Savchenko has been charged in the deaths of two Russian reporters with state owned VGTRK television who died while in the south-east of Ukraine where Russian rebels were fighting anti-terror units of the Ukrainian military. Russian prosecutors claim that she gave coordinates for mortar fire that allegedly killed the journalists.
On 17 June 2014 the two Russian journalists, Igor Kornelyuk and Anton Voloshin, were killed while filming a battle in the Luhansk region of Ukraine. At the time of the battle the rebel combatants, and the journalists themselves, reported that there were mines along the road on which their unit was fighting.
Savchenko, a 10 year veteran, had previously served in Iraq and had joined the Aidar Battalion, a volunteer unit of Ukraine’s anti-terror mission. She was captured near the town of Schastya in Ukraine’s Luhansk region, a territory occupied by pro-Russian forces.
Two days after her capture, rebel forces released a video of her interrogation although the location was undisclosed. During that interview she was shown handcuffed to metal pipes. A day later, a member of the pro-Russian rebel government, Vladimir Gromov, assured reporters that Savchenko was being well treated. Several days later, on 22 June, reporters were told that she had been moved to the rebel held territory of Donetsk.

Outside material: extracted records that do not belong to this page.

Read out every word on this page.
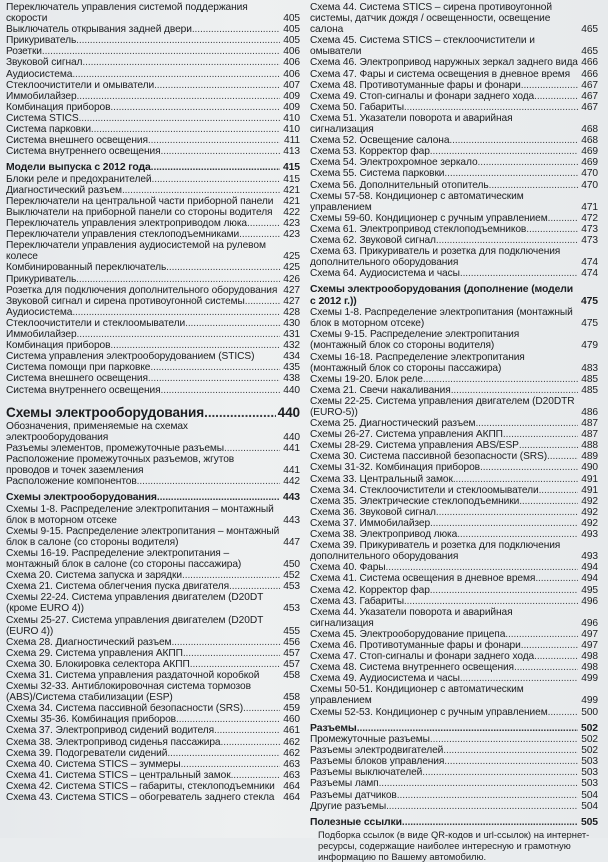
Переключатель управления системой поддержания скорости	405
Выключатель открывания задней двери .....	405
Прикуриватель .....	405
Розетки .....	406
Звуковой сигнал .....	406
Аудиосистема .....	406
Стеклоочистители и омыватели .....	407
Иммобилайзер .....	409
Комбинация приборов .....	409
Система STICS .....	410
Система парковки .....	410
Система внешнего освещения .....	411
Система внутреннего освещения .....	413
Модели выпуска с 2012 года .....	415
Блоки реле и предохранителей .....	415
Диагностический разъем .....	421
Переключатели на центральной части приборной панели 421
Выключатели на приборной панели со стороны водителя	422
Переключатель управления электроприводом люка .....	423
Переключатели управления стеклоподъемниками .....	423
Переключатели управления аудиосистемой на рулевом колесе	425
Комбинированный переключатель .....	425
Прикуриватель .....	426
Розетка для подключения дополнительного оборудования 427
Звуковой сигнал и сирена противоугонной системы .....	427
Аудиосистема .....	428
Стеклоочистители и стеклоомыватели .....	430
Иммобилайзер .....	431
Комбинация приборов .....	432
Система управления электрооборудованием (STICS)	434
Система помощи при парковке .....	435
Система внешнего освещения .....	438
Система внутреннего освещения .....	440
Схемы электрооборудования .....	440
Обозначения, применяемые на схемах электрооборудования	440
Разъемы элементов, промежуточные разъемы .....	441
Расположение промежуточных разъемов, жгутов проводов и точек заземления	441
Расположение компонентов .....	442
Схемы электрооборудования .....	443
Схемы 1-8. Распределение электропитания – монтажный блок в моторном отсеке	443
Схемы 9-15. Распределение электропитания – монтажный блок в салоне (со стороны водителя)	447
Схемы 16-19. Распределение электропитания – монтажный блок в салоне (со стороны пассажира)	450
Схема 20. Система запуска и зарядки .....	452
Схема 21. Система облегчения пуска двигателя .....	453
Схемы 22-24. Система управления двигателем (D20DT (кроме EURO 4))	453
Схемы 25-27. Система управления двигателем (D20DT (EURO 4))	455
Схема 28. Диагностический разъем .....	456
Схема 29. Система управления АКПП .....	457
Схема 30. Блокировка селектора АКПП .....	457
Схема 31. Система управления раздаточной коробкой	458
Схемы 32-33. Антиблокировочная система тормозов (ABS)/Система стабилизации (ESP)	458
Схема 34. Система пассивной безопасности (SRS) .....	459
Схемы 35-36. Комбинация приборов .....	460
Схема 37. Электропривод сидений водителя .....	461
Схема 38. Электропривод сиденья пассажира .....	462
Схема 39. Подогреватели сидений .....	462
Схема 40. Система STICS – зуммеры .....	463
Схема 41. Система STICS – центральный замок .....	463
Схема 42. Система STICS – габариты, стеклоподъемники 464
Схема 43. Система STICS – обогреватель заднего стекла 464
Схема 44. Система STICS – сирена противоугонной системы, датчик дождя / освещенности, освещение салона	465
Схема 45. Система STICS – стеклоочистители и омыватели	465
Схема 46. Электропривод наружных зеркал заднего вида 466
Схема 47. Фары и система освещения в дневное время	466
Схема 48. Противотуманные фары и фонари .....	467
Схема 49. Стоп-сигналы и фонари заднего хода .....	467
Схема 50. Габариты .....	467
Схема 51. Указатели поворота и аварийная сигнализация	468
Схема 52. Освещение салона .....	468
Схема 53. Корректор фар .....	469
Схема 54. Электрохромное зеркало .....	469
Схема 55. Система парковки .....	470
Схема 56. Дополнительный отопитель .....	470
Схемы 57-58. Кондиционер с автоматическим управлением	471
Схемы 59-60. Кондиционер с ручным управлением .....	472
Схема 61. Электропривод стеклоподъемников .....	473
Схема 62. Звуковой сигнал .....	473
Схема 63. Прикуриватель и розетка для подключения дополнительного оборудования	474
Схема 64. Аудиосистема и часы .....	474
Схемы электрооборудования (дополнение (модели с 2012 г.))	475
Схемы 1-8. Распределение электропитания (монтажный блок в моторном отсеке)	475
Схемы 9-15. Распределение электропитания (монтажный блок со стороны водителя)	479
Схемы 16-18. Распределение электропитания (монтажный блок со стороны пассажира)	483
Схемы 19-20. Блок реле .....	485
Схема 21. Свечи накаливания .....	485
Схемы 22-25. Система управления двигателем (D20DTR (EURO-5))	486
Схема 25. Диагностический разъем .....	487
Схемы 26-27. Система управления АКПП .....	487
Схемы 28-29. Система управления ABS/ESP .....	488
Схема 30. Система пассивной безопасности (SRS) .....	489
Схемы 31-32. Комбинация приборов .....	490
Схема 33. Центральный замок .....	491
Схема 34. Стеклоочистители и стеклоомыватели .....	491
Схема 35. Электрические стеклоподъемники .....	492
Схема 36. Звуковой сигнал .....	492
Схема 37. Иммобилайзер .....	492
Схема 38. Электропривод люка .....	493
Схема 39. Прикуриватель и розетка для подключения дополнительного оборудования	493
Схема 40. Фары .....	494
Схема 41. Система освещения в дневное время .....	494
Схема 42. Корректор фар .....	495
Схема 43. Габариты .....	496
Схема 44. Указатели поворота и аварийная сигнализация	496
Схема 45. Электрооборудование прицепа .....	497
Схема 46. Противотуманные фары и фонари .....	497
Схема 47. Стоп-сигналы и фонари заднего хода .....	498
Схема 48. Система внутреннего освещения .....	498
Схема 49. Аудиосистема и часы .....	499
Схемы 50-51. Кондиционер с автоматическим управлением	499
Схемы 52-53. Кондиционер с ручным управлением .....	500
Разъемы .....	502
Промежуточные разъемы .....	502
Разъемы электродвигателей .....	502
Разъемы блоков управления .....	503
Разъемы выключателей .....	503
Разъемы ламп .....	503
Разъемы датчиков .....	504
Другие разъемы .....	504
Полезные ссылки .....	505
Подборка ссылок (в виде QR-кодов и url-ссылок) на интернет-ресурсы, содержащие наиболее интересную и грамотную информацию по Вашему автомобилю.
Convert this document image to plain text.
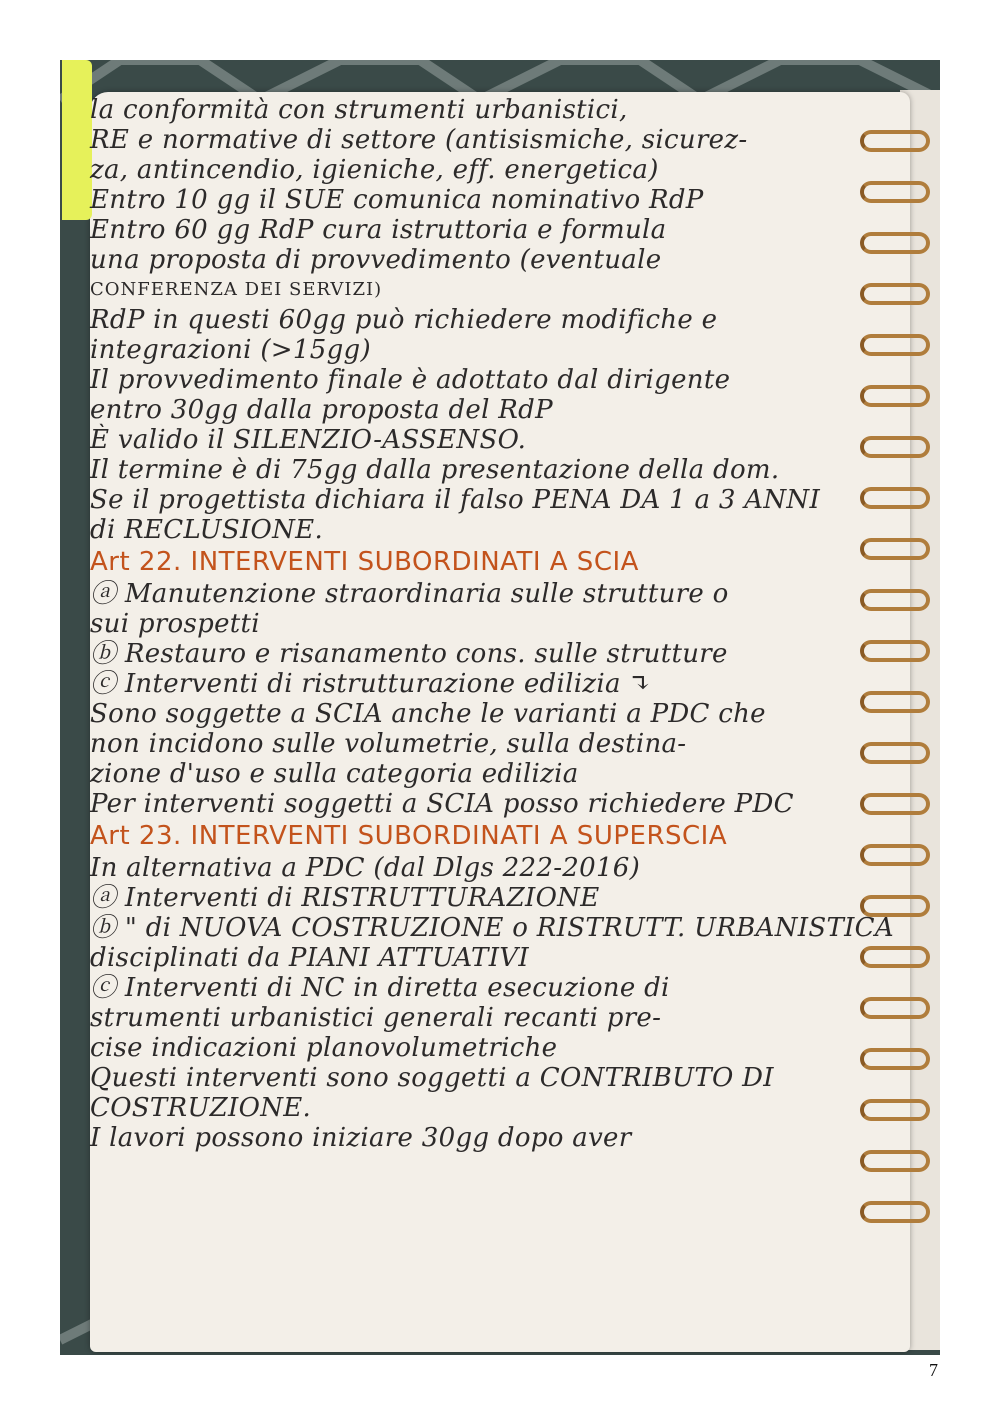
la conformità con strumenti urbanistici,
RE e normative di settore (antisismiche, sicurez-
za, antincendio, igieniche, eff. energetica)
Entro 10 gg il SUE comunica nominativo RdP
Entro 60 gg RdP cura istruttoria e formula
una proposta di provvedimento (eventuale
CONFERENZA DEI SERVIZI)
RdP in questi 60gg può richiedere modifiche e
integrazioni (>15gg)
Il provvedimento finale è adottato dal dirigente
entro 30gg dalla proposta del RdP
È valido il SILENZIO-ASSENSO.
Il termine è di 75gg dalla presentazione della dom.
Se il progettista dichiara il falso PENA DA 1 a 3 ANNI
di RECLUSIONE.
Art 22. INTERVENTI SUBORDINATI A SCIA
ⓐ Manutenzione straordinaria sulle strutture o
sui prospetti
ⓑ Restauro e risanamento cons. sulle strutture
ⓒ Interventi di ristrutturazione edilizia ↴
Sono soggette a SCIA anche le varianti a PDC che
non incidono sulle volumetrie, sulla destina-
zione d'uso e sulla categoria edilizia
Per interventi soggetti a SCIA posso richiedere PDC
Art 23. INTERVENTI SUBORDINATI A SUPERSCIA
In alternativa a PDC (dal Dlgs 222-2016)
ⓐ Interventi di RISTRUTTURAZIONE
ⓑ " di NUOVA COSTRUZIONE o RISTRUTT. URBANISTICA
disciplinati da PIANI ATTUATIVI
ⓒ Interventi di NC in diretta esecuzione di
strumenti urbanistici generali recanti pre-
cise indicazioni planovolumetriche
Questi interventi sono soggetti a CONTRIBUTO DI
COSTRUZIONE.
I lavori possono iniziare 30gg dopo aver
7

Negotiations between the Ukrainian Government and rebel forces were unsuccessful and on 8 July there were reports that Savchenko had been moved across the border to a detention facility near Voronezh (Russia). While imprisoned in Voronezh, local authorities charged her with murder of the two Russian journalists, and with entering Russia illegally. The charges came despite Russian television (NTV channel) newscasts reporting that Savchenko had been captured in rebel territory, and was being turned over to prosecutors in Russia.
In spite of multiple reports on Russian television that she had been captured by Russian rebels, and held in occupied Ukraine while negotiations were held for her release, Russian authorities claim that somehow Savchenko slipped across the border and into Russia on her own initiative.
Once charged, she was moved from Voronezh to a prison near Moscow. Savchenko’s trial was much like other politically charged proceedings in Russian courts. Despite RF Constitutional guarantees, her defense lawyers were denied the opportunity to present evidence of her innocence, nor did the court allow her lawyers to question those involved in her capture.
International representatives from Ukraine, the USA, Canada, the UK, Poland, Austria, Romania, Spain, Latvia, Slovakia, Norway, France, Switzerland, Germany and Sweden were present in the courtroom as a sign of solidarity against her imprisonment.